В начале 90-х я принимал участие в плаванье по одному из великих американских озёр, озеру Верхнее. На постой мы останавливались в домах, принадлежащих не то чтобы богатым, но вполне обеспеченным местным жителям. Как правило, пенсионерам. Я воспринимал это как совпадение. Пока однажды в большом уютном доме отставного нью-йоркского врача не догадался, что речь идёт о некоей закономерности.

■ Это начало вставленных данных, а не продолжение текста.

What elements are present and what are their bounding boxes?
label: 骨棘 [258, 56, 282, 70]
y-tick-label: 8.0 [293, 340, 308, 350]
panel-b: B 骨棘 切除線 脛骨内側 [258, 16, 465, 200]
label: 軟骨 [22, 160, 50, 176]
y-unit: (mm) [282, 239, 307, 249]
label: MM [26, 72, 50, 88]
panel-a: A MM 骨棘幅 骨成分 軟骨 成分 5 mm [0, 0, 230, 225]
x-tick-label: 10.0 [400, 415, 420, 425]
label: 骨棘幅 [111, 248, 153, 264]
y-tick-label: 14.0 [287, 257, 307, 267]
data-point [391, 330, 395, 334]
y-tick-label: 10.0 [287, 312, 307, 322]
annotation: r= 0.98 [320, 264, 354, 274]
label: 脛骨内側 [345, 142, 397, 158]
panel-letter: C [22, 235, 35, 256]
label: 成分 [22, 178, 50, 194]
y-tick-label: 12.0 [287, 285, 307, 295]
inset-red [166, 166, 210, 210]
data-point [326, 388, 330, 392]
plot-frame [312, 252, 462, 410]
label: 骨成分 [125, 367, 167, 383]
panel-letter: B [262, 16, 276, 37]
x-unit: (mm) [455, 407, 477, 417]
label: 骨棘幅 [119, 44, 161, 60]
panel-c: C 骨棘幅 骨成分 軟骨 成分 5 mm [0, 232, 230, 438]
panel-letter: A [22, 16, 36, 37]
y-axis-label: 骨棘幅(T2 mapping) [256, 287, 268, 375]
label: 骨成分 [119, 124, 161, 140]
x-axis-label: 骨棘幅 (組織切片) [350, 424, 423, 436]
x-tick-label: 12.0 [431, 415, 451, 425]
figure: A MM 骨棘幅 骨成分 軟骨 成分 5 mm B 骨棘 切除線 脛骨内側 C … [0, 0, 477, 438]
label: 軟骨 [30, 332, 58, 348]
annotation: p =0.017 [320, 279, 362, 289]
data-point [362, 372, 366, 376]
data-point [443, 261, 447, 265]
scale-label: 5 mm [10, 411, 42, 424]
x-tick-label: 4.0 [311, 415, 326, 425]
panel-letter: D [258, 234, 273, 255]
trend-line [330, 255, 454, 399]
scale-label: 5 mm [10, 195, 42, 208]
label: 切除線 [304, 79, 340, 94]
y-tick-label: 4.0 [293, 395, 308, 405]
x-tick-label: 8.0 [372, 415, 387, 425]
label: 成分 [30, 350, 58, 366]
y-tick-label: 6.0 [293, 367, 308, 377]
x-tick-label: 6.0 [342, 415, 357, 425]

Дело в том, что в Штатах взрослые дети почти никогда не живут с родителями. В семьях даже весьма благополучных едва повзрослевшие отпрыски стремятся начать самостоятельную жизнь. И внуков отнюдь не склонны предоставлять заботам деда и бабки. Вот и получается, что многие американские пенсионеры, простите, господа «третьего возраста» оказываются в своих комфортабельных домах в полном одиночестве. Которое и желают восполнить разного рода общественной деятельностью. Привечать гостей из-за рубежа — один из самых популярных её видов. Не слишком обременительный и по-человечески занимательный.
В чудесном городке Бейфилд мы жили в просторном доме бывшего врача и к тому же ветерана Второй мировой войны, высадившегося в 43-м с войсками союзников в Италии. Глядя на заботливого и добродушного хозяина, я, кажется, понимал, отчего в 60-х годах наши «продвинутые» сограждане любили украшать свои малогабаритные жилища портретами Хемингуэя. Великий Хэм внешне был типичный американский старик из провинции. Крупный, чуть грубоватый, красивый теми чертами, которые запечатлела на его лице прожитая жизнь.
Старый врач напомнил мне сошедшего с портрета Хемингуэя. Он был мудр, заботлив, обаятелен особым обаянием мужчины, не зря прожившего свой век.
…Когда меня спрашивают, что мне больше всего запомнилось в Америке, отвечаю — старики. Бодрые, доброжелательные, старающиеся приветливостью заглушить тоску безбедной, но одинокой жизни.